You believe it is circular logic that the Church interprets itself in the Bible for which the “Church” is spoken of??..

This only affirms your belief that Protestanism in itself was born much later down the road ie- Not of God but of man, unless of course you hold to the belief that whatever denomination you attend was an invisble Church at the time of the very visible Catholic Church
Your reasoning astounds me. I think, however, you’ve overlooked my basic premise. The first century church wasn’t any denomination of Protestant, Roman Catholic, or anything else. It was the one true church. Later, heretics began to spring up, and so some writers took the use of the word catholic (universal) to better make the distinction.
The problem is, beyond that, we have very little information to actually know how the church developed from there. Eventually, as it got larger, and as Rome made it the state religion, the practices and customs changed, moving away from the apostolic church’s methods, and away from God. It is this flaw the Reformers (and various other schisms throughout history) though themselves to be correcting. One side believed the other was stepping away from God’s truth, and thus separated from the other and attempted to restore, or maintain God’s truth as they saw it.
Now, of course, that’s not saying every schismatic group is right, but how are we to tell? All Rome has is the same as every other group has – its own words saying that it is God’s true church. And what makes Rome more worthy of belief than any other group?
Sure, Rome claims to have the valid successor to Peter, but then again most non-Roman-Catholic groups don’t, and throughout history never did, believe in the supreme authority of the pope. So, the successor of Peter means nothing in terms of persuasion.
What then, is left to validate Roman Catholicism?
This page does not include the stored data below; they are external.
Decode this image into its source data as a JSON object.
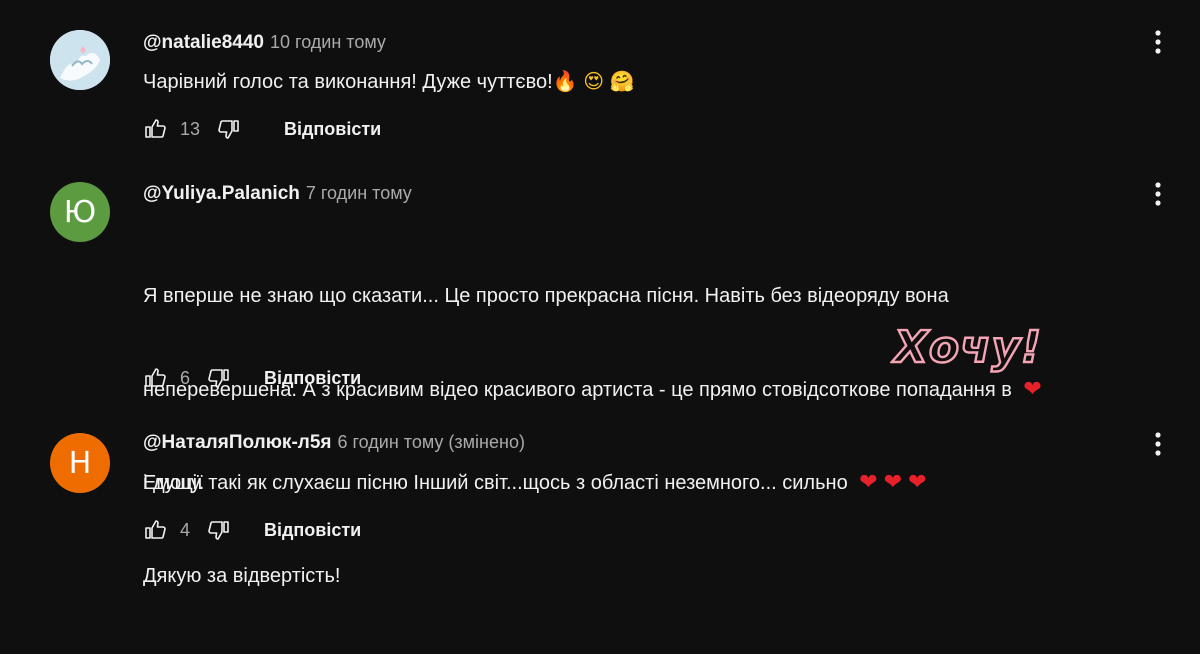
{
  "comments": [
    {
      "author": "@natalie8440",
      "time": "10 годин тому",
      "text": "Чарівний голос та виконання! Дуже чуттєво!",
      "emojis": [
        "🔥",
        "😍",
        "🤗"
      ],
      "likes": "13",
      "reply_label": "Відповісти"
    },
    {
      "author": "@Yuliya.Palanich",
      "time": "7 годин тому",
      "avatar_letter": "Ю",
      "avatar_color": "#5c9b3f",
      "text_line1": "Я вперше не знаю що сказати... Це просто прекрасна пісня. Навіть без відеоряду вона",
      "text_line2": "неперевершена. А з красивим відео красивого артиста - це прямо стовідсоткове попадання в",
      "heart": "❤",
      "text_line3": "і душу.",
      "text_line4": "Дякую за відвертість!",
      "likes": "6",
      "reply_label": "Відповісти"
    },
    {
      "author": "@НаталяПолюк-л5я",
      "time": "6 годин тому (змінено)",
      "avatar_letter": "Н",
      "avatar_color": "#ef6c00",
      "text": "Емоції такі як слухаєш пісню Інший світ...щось з області неземного... сильно",
      "hearts": [
        "❤",
        "❤",
        "❤"
      ],
      "likes": "4",
      "reply_label": "Відповісти"
    }
  ],
  "sticker": {
    "text": "Хочу!",
    "color": "#f4a4b4"
  },
  "colors": {
    "background": "#0f0f0f",
    "text_primary": "#f1f1f1",
    "text_secondary": "#aaaaaa"
  },
  "icons": {
    "like": "thumbs-up-icon",
    "dislike": "thumbs-down-icon",
    "more": "more-vertical-icon"
  }
}
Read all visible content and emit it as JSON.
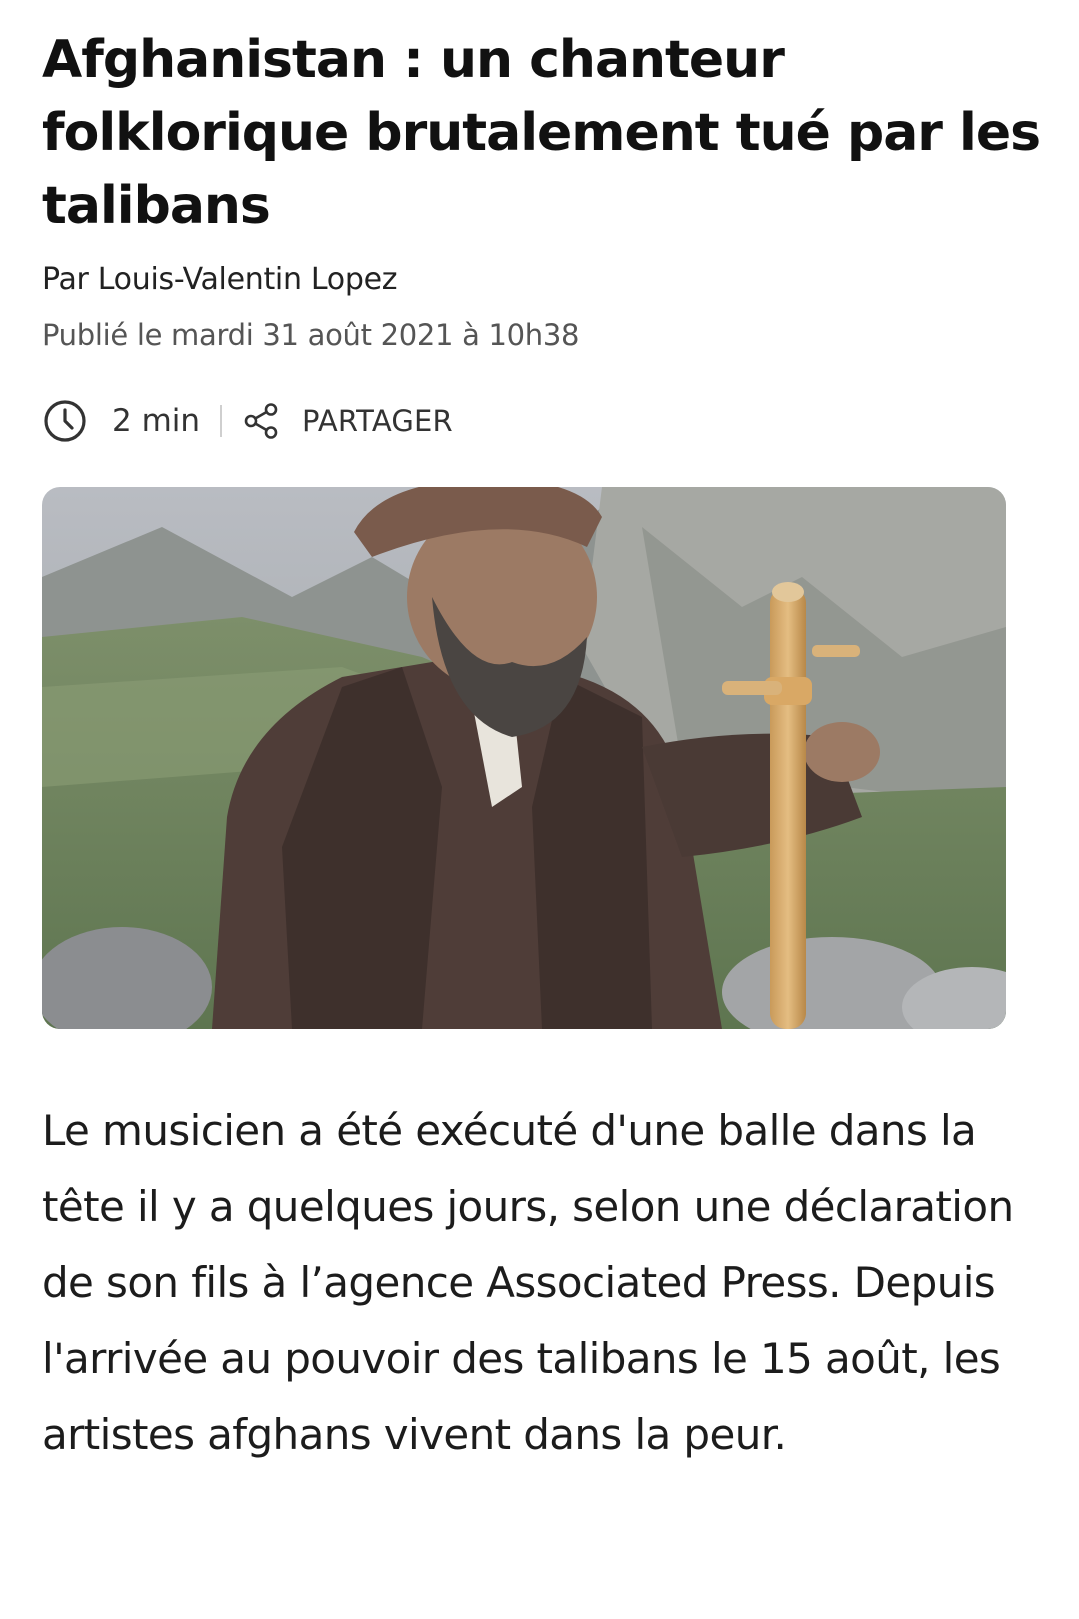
{
  "article": {
    "headline": "Afghanistan : un chanteur folklorique brutalement tué par les talibans",
    "byline": "Par Louis-Valentin Lopez",
    "published": "Publié le mardi 31 août 2021 à 10h38",
    "read_time": "2 min",
    "share_label": "PARTAGER",
    "lead": "Le musicien a été exécuté d'une balle dans la tête il y a quelques jours, selon une déclaration de son fils à l’agence Associated Press. Depuis l'arrivée au pouvoir des talibans le 15 août, les artistes afghans vivent dans la peur."
  },
  "icons": {
    "clock": "clock-icon",
    "share": "share-icon"
  },
  "colors": {
    "text": "#111111",
    "muted": "#555555",
    "divider": "#cfcfcf"
  }
}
Apostolic succession, papal infallibility, infallibility of the church magisterium, so-called “unity”, being named “Catholic”, and claiming the guiding of the holy spirit are things which are either not exclusive to Rome, or which are simply rejected by history.
The only reason one has to accept these things is because Rome says so; because Rome interprets scripture and church history in a particular way; because Rome gives self-evidence. This, to me, is a horrible reason to believe anything.
Sure, I believe scripture is a good external source, in that it was created by those who were “closest” to God. I trust the first century church, as described by scripture. But that doesn’t lead me to see the Roman Catholic Church, any more than it does Eastern Orthodoxy, or the Assyrian Church of the East, all of which have sprouted from that first-century apostolic church, as valid.